The faint laugh didn’t settle the thrum behind her ribs. The music rose again, sharp strings and brass that seemed to scrape against her thoughts. She wished, just for a moment, that she could melt into the shadows behind the palms, vanish like a ghost, truly mad and truly gone.
The whispers behind her shoulder hadn’t died yet. Margaret could feel the stares slipping down her spine like icy fingers.
She angled herself closer to Cecily’s fan, pretending the world beyond it didn’t exist.
A lady drifted too close with too many feathers nodding over a narrow face, eyes flicking everywhere but at Margaret. Her heavy silk skirts brushed Margaret’s side, a careless bump that knocked her half a step back.
For a heartbeat, their sleeves caught. The lady yanked her arm free like she’d touched something diseased. No apology, not even a glance of polite surprise, just a flash of her eyes, wide and flinching, as if contact might leave a stain.
Margaret caught the look, that same small recoil people thought she wouldn’t notice. Like they believed madness could leap from skin to skin if they stood too near.
She steadied her balance, and her cheeks warmed, though her hands stayed cold. Cecily said something sharp beside her, ‘Did you see that?’but Margaret only shook her head, her mouth set in a shape that might have been a smile if you didn’t look too closely.
Moments later, Margaret felt the faintest tug at her waist. A prickle of cold air where there shouldn’t be any.
She glanced down, carefully, fingers brushing the side seam of her gown. There, just above the ribbon, the stitches gaped. It was small but certain. One wrong turn, one sharp breath, and half the ballroom would see all of her spine and borrowed silk.

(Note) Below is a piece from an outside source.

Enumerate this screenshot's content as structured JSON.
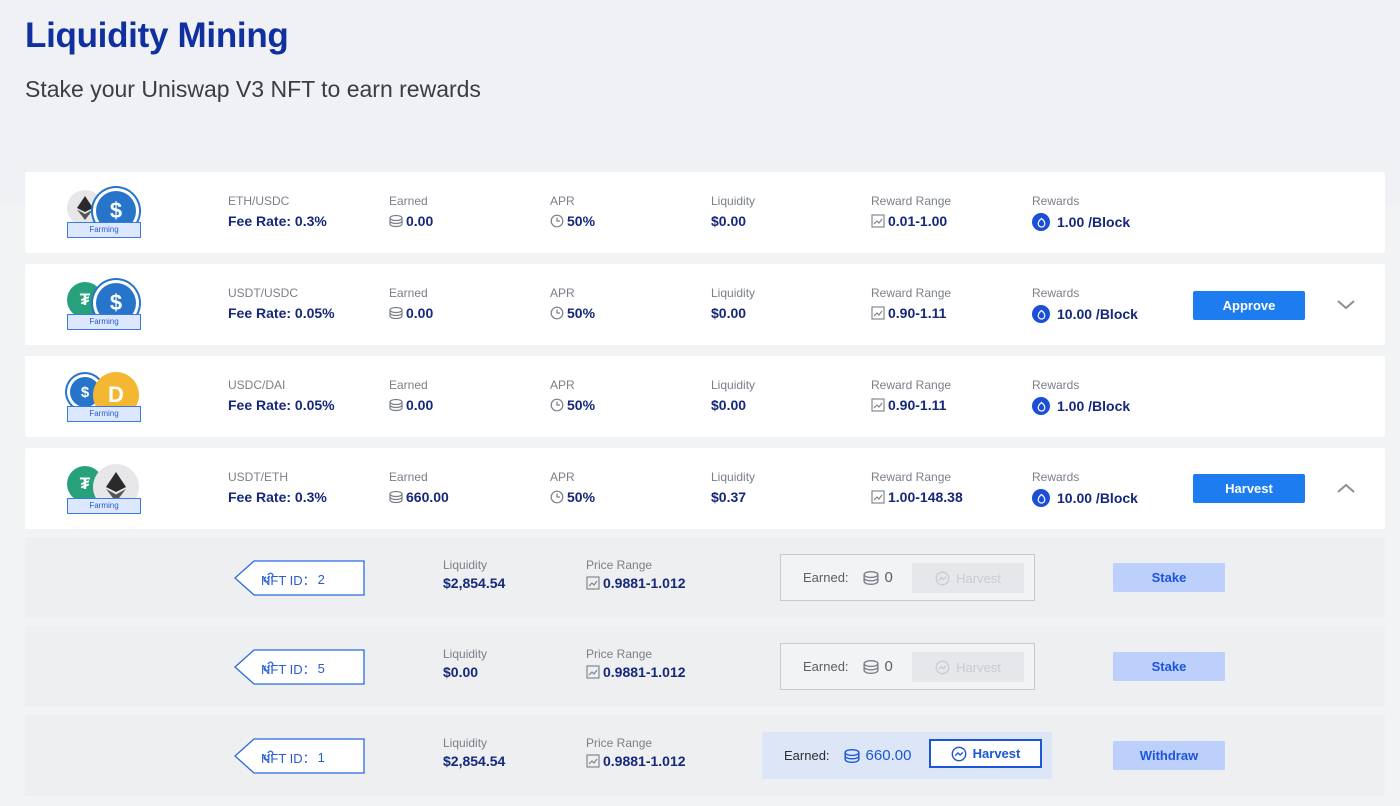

Of course, it would tear tonight. This dress, once Beatrice’s, was worn and reworked until threadbare. ‘An adopted daughter should be grateful for what she’s given,’Aunt Agnes liked to remind her. No sense wasting good money on new silk when the old still fit.
She tried to fix the loose ribbon at her waist, but her fingers trembled. The heavy silk had started to pull away from the bodice, and if the whole thing gave way now—here, under a hundred hungry eyes—they’d watch her unravel, literally.Look, there she goes at last. Margaret Greystone, the unlucky girl, is coming apart at the seams.

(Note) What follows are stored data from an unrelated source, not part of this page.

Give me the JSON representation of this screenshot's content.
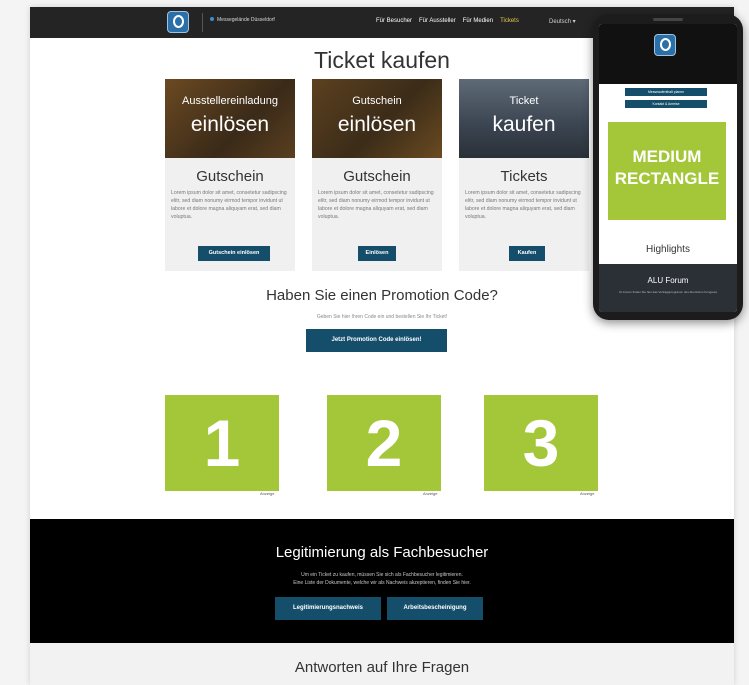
{
  "nav": {
    "tagline": "Messegelände Düsseldorf",
    "links": [
      "Für Besucher",
      "Für Aussteller",
      "Für Medien",
      "Tickets"
    ],
    "active_index": 3,
    "language": "Deutsch ▾"
  },
  "page_title": "Ticket kaufen",
  "cards": [
    {
      "image_line1": "Ausstellereinladung",
      "image_line2": "einlösen",
      "title": "Gutschein",
      "body": "Lorem ipsum dolor sit amet, consetetur sadipscing elitr, sed diam nonumy eirmod tempor invidunt ut labore et dolore magna aliquyam erat, sed diam voluptua.",
      "button": "Gutschein einlösen"
    },
    {
      "image_line1": "Gutschein",
      "image_line2": "einlösen",
      "title": "Gutschein",
      "body": "Lorem ipsum dolor sit amet, consetetur sadipscing elitr, sed diam nonumy eirmod tempor invidunt ut labore et dolore magna aliquyam erat, sed diam voluptua.",
      "button": "Einlösen"
    },
    {
      "image_line1": "Ticket",
      "image_line2": "kaufen",
      "title": "Tickets",
      "body": "Lorem ipsum dolor sit amet, consetetur sadipscing elitr, sed diam nonumy eirmod tempor invidunt ut labore et dolore magna aliquyam erat, sed diam voluptua.",
      "button": "Kaufen"
    }
  ],
  "promo": {
    "heading": "Haben Sie einen Promotion Code?",
    "subtext": "Geben Sie hier Ihren Code ein und bestellen Sie Ihr Ticket!",
    "button": "Jetzt Promotion Code einlösen!"
  },
  "ads": [
    {
      "number": "1",
      "label": "Anzeige"
    },
    {
      "number": "2",
      "label": "Anzeige"
    },
    {
      "number": "3",
      "label": "Anzeige"
    }
  ],
  "legitimation": {
    "heading": "Legitimierung als Fachbesucher",
    "line1": "Um ein Ticket zu kaufen, müssen Sie sich als Fachbesucher legitimieren.",
    "line2": "Eine Liste der Dokumente, welche wir als Nachweis akzeptieren, finden Sie hier.",
    "button1": "Legitimierungsnachweis",
    "button2": "Arbeitsbescheinigung"
  },
  "faq": {
    "heading": "Antworten auf Ihre Fragen"
  },
  "phone": {
    "button1": "Messeaufenthalt planen",
    "button2": "Kontakt & Anreise",
    "ad_line1": "MEDIUM",
    "ad_line2": "RECTANGLE",
    "highlights": "Highlights",
    "forum_title": "ALU Forum",
    "forum_text": "Im Forum finden Sie hier das Vortragsprogramm des Aluminium Kongress"
  },
  "colors": {
    "nav_bg": "#242424",
    "accent_button": "#154e6b",
    "ad_green": "#a4c639",
    "active_nav": "#e7c94c",
    "dark_section": "#000000"
  }
}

Margaret forced her hand to her side, pressing the loose seam flat. The silk bunched under her glove. She tipped her head back toward Cecily’s hush of outrage and found her voice.
“Stay here,” she murmured, soft enough for only Cecily to hear. “Smile at Aunt Agnes when she scowls. Tell her I’ve gone to powder my nose or rescue a puppy. You’re clever, you’ll think of something.”
Cecily’s frown deepened. “Where are you?—”
But Margaret was already turning away, careful not to tug the seam further. She clutched her small reticule tighter against her side, feeling the reassuring rattle of the tiny sewing kit tucked inside, filled with needles and thread. Aunt Agnes said it was unseemly, carrying such things like a maid, but Margaret knew better than to trust borrowed silk to hold its shape without help.
She slipped past the swirl of silk and candlelight, knowing Aunt Agnes would still be busy fussing over Beatrice to notice she was gone.
Halfway to the side corridor, she quickened her step and made sure she was quick. Her foot caught on something soft, a drag of fabric that shouldn’t be there. The lining, she felt it in a cold rush, had come loose from the hem and now trailed beneath the outer layer like a traitor under her skirts.
For one terrible heartbeat, she imagined the whole gown sliding from her shoulders, puddling at her feet in the middle of the corridor for any gossip-hungry lord to see.